Etica, politica e cultura

Non meno rilevanti, all’interno della carta dei principi, i riferimenti al ruolo della politica e alla cultura della ricerca. L’idea di fondo è che lo spirito di cooperazione, fiducia e trasparenza fra tutti gli attori coinvolti debba prevalere. Sappiamo invece che la logica della conoscenza proprietaria è spesso vincente, con buona pace di tutti gli slogan sull’open innovation.

Dal punto di vista dei principi la carta pone l’accento su aspetti come la trasparenza, la libertà e la tutela della privacy, la possibilità di esercitare sempre un controllo sui comportanti del software, la logica della “non-subversion”, ossia il divieto per la macchina di sovvertire i processi civili da cui dipende il buon funzionamento della società. A questi si aggiunge un riferimento diretto al rischio che l’AI sia utilizzata nell’ambito della corsa agli armamenti; eventualità che gli autori della carta intendono in tutti i modi scongiurare. Più in generale il documento ribadisce un principio di fondo: l’intelligenza artificiale dovrà essere sviluppata al servizio di una visione etica della società e a beneficio dell’umanità intera, anziché di una singola organizzazione.

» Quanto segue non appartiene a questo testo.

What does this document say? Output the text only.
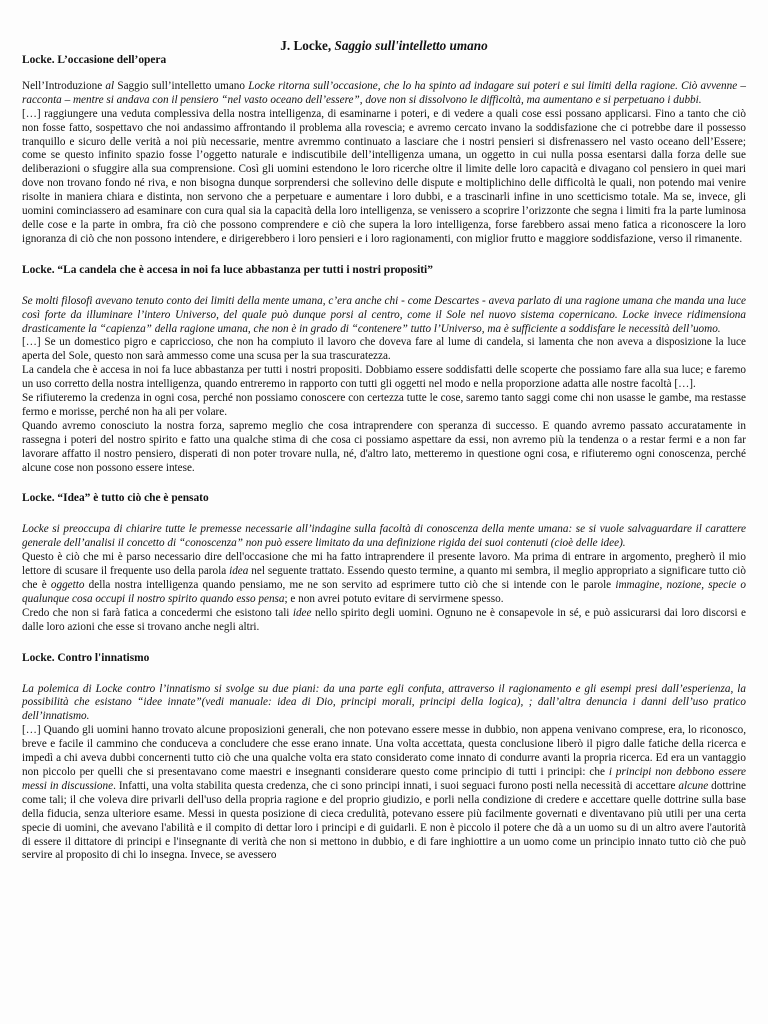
J. Locke, Saggio sull'intelletto umano
Locke. L’occasione dell’opera

Nell’Introduzione al Saggio sull’intelletto umano Locke ritorna sull’occasione, che lo ha spinto ad indagare sui poteri e sui limiti della ragione. Ciò avvenne – racconta – mentre si andava con il pensiero “nel vasto oceano dell’essere”, dove non si dissolvono le difficoltà, ma aumentano e si perpetuano i dubbi.

[…] raggiungere una veduta complessiva della nostra intelligenza, di esaminarne i poteri, e di vedere a quali cose essi possano applicarsi. Fino a tanto che ciò non fosse fatto, sospettavo che noi andassimo affrontando il problema alla rovescia; e avremo cercato invano la soddisfazione che ci potrebbe dare il possesso tranquillo e sicuro delle verità a noi più necessarie, mentre avremmo continuato a lasciare che i nostri pensieri si disfrenassero nel vasto oceano dell’Essere; come se questo infinito spazio fosse l’oggetto naturale e indiscutibile dell’intelligenza umana, un oggetto in cui nulla possa esentarsi dalla forza delle sue deliberazioni o sfuggire alla sua comprensione. Così gli uomini estendono le loro ricerche oltre il limite delle loro capacità e divagano col pensiero in quei mari dove non trovano fondo né riva, e non bisogna dunque sorprendersi che sollevino delle dispute e moltiplichino delle difficoltà le quali, non potendo mai venire risolte in maniera chiara e distinta, non servono che a perpetuare e aumentare i loro dubbi, e a trascinarli infine in uno scetticismo totale. Ma se, invece, gli uomini cominciassero ad esaminare con cura qual sia la capacità della loro intelligenza, se venissero a scoprire l’orizzonte che segna i limiti fra la parte luminosa delle cose e la parte in ombra, fra ciò che possono comprendere e ciò che supera la loro intelligenza, forse farebbero assai meno fatica a riconoscere la loro ignoranza di ciò che non possono intendere, e dirigerebbero i loro pensieri e i loro ragionamenti, con miglior frutto e maggiore soddisfazione, verso il rimanente.

Locke. “La candela che è accesa in noi fa luce abbastanza per tutti i nostri propositi”

Se molti filosofi avevano tenuto conto dei limiti della mente umana, c’era anche chi - come Descartes - aveva parlato di una ragione umana che manda una luce così forte da illuminare l’intero Universo, del quale può dunque porsi al centro, come il Sole nel nuovo sistema copernicano. Locke invece ridimensiona drasticamente la “capienza” della ragione umana, che non è in grado di “contenere” tutto l’Universo, ma è sufficiente a soddisfare le necessità dell’uomo.

[…] Se un domestico pigro e capriccioso, che non ha compiuto il lavoro che doveva fare al lume di candela, si lamenta che non aveva a disposizione la luce aperta del Sole, questo non sarà ammesso come una scusa per la sua trascuratezza.

La candela che è accesa in noi fa luce abbastanza per tutti i nostri propositi. Dobbiamo essere soddisfatti delle scoperte che possiamo fare alla sua luce; e faremo un uso corretto della nostra intelligenza, quando entreremo in rapporto con tutti gli oggetti nel modo e nella proporzione adatta alle nostre facoltà […].

Se rifiuteremo la credenza in ogni cosa, perché non possiamo conoscere con certezza tutte le cose, saremo tanto saggi come chi non usasse le gambe, ma restasse fermo e morisse, perché non ha ali per volare.

Quando avremo conosciuto la nostra forza, sapremo meglio che cosa intraprendere con speranza di successo. E quando avremo passato accuratamente in rassegna i poteri del nostro spirito e fatto una qualche stima di che cosa ci possiamo aspettare da essi, non avremo più la tendenza o a restar fermi e a non far lavorare affatto il nostro pensiero, disperati di non poter trovare nulla, né, d'altro lato, metteremo in questione ogni cosa, e rifiuteremo ogni conoscenza, perché alcune cose non possono essere intese.

Locke. “Idea” è tutto ciò che è pensato

Locke si preoccupa di chiarire tutte le premesse necessarie all’indagine sulla facoltà di conoscenza della mente umana: se si vuole salvaguardare il carattere generale dell’analisi il concetto di “conoscenza” non può essere limitato da una definizione rigida dei suoi contenuti (cioè delle idee).

Questo è ciò che mi è parso necessario dire dell'occasione che mi ha fatto intraprendere il presente lavoro. Ma prima di entrare in argomento, pregherò il mio lettore di scusare il frequente uso della parola idea nel seguente trattato. Essendo questo termine, a quanto mi sembra, il meglio appropriato a significare tutto ciò che è oggetto della nostra intelligenza quando pensiamo, me ne son servito ad esprimere tutto ciò che si intende con le parole immagine, nozione, specie o qualunque cosa occupi il nostro spirito quando esso pensa; e non avrei potuto evitare di servirmene spesso.

Credo che non si farà fatica a concedermi che esistono tali idee nello spirito degli uomini. Ognuno ne è consapevole in sé, e può assicurarsi dai loro discorsi e dalle loro azioni che esse si trovano anche negli altri.

Locke. Contro l'innatismo

La polemica di Locke contro l’innatismo si svolge su due piani: da una parte egli confuta, attraverso il ragionamento e gli esempi presi dall’esperienza, la possibilità che esistano “idee innate”(vedi manuale: idea di Dio, principi morali, principi della logica), ; dall’altra denuncia i danni dell’uso pratico dell’innatismo.

[…] Quando gli uomini hanno trovato alcune proposizioni generali, che non potevano essere messe in dubbio, non appena venivano comprese, era, lo riconosco, breve e facile il cammino che conduceva a concludere che esse erano innate. Una volta accettata, questa conclusione liberò il pigro dalle fatiche della ricerca e impedì a chi aveva dubbi concernenti tutto ciò che una qualche volta era stato considerato come innato di condurre avanti la propria ricerca. Ed era un vantaggio non piccolo per quelli che si presentavano come maestri e insegnanti considerare questo come principio di tutti i principi: che i principi non debbono essere messi in discussione. Infatti, una volta stabilita questa credenza, che ci sono principi innati, i suoi seguaci furono posti nella necessità di accettare alcune dottrine come tali; il che voleva dire privarli dell'uso della propria ragione e del proprio giudizio, e porli nella condizione di credere e accettare quelle dottrine sulla base della fiducia, senza ulteriore esame. Messi in questa posizione di cieca credulità, potevano essere più facilmente governati e diventavano più utili per una certa specie di uomini, che avevano l'abilità e il compito di dettar loro i principi e di guidarli. E non è piccolo il potere che dà a un uomo su di un altro avere l'autorità di essere il dittatore di principi e l'insegnante di verità che non si mettono in dubbio, e di fare inghiottire a un uomo come un principio innato tutto ciò che può servire al proposito di chi lo insegna. Invece, se avessero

Le enunciazioni sono dunque importanti. Come sempre, in questi casi si tratta di capire che possibilità abbiano di tradursi in policy e comportamenti concreti. Per il momento un sano scetticismo è d’obbligo. Di sicuro le sfide filosofiche e morali che ci attendono sono enormi. Siamo solo all’inizio di una riflessione che ci vedrà impegnati ancora per molto tempo.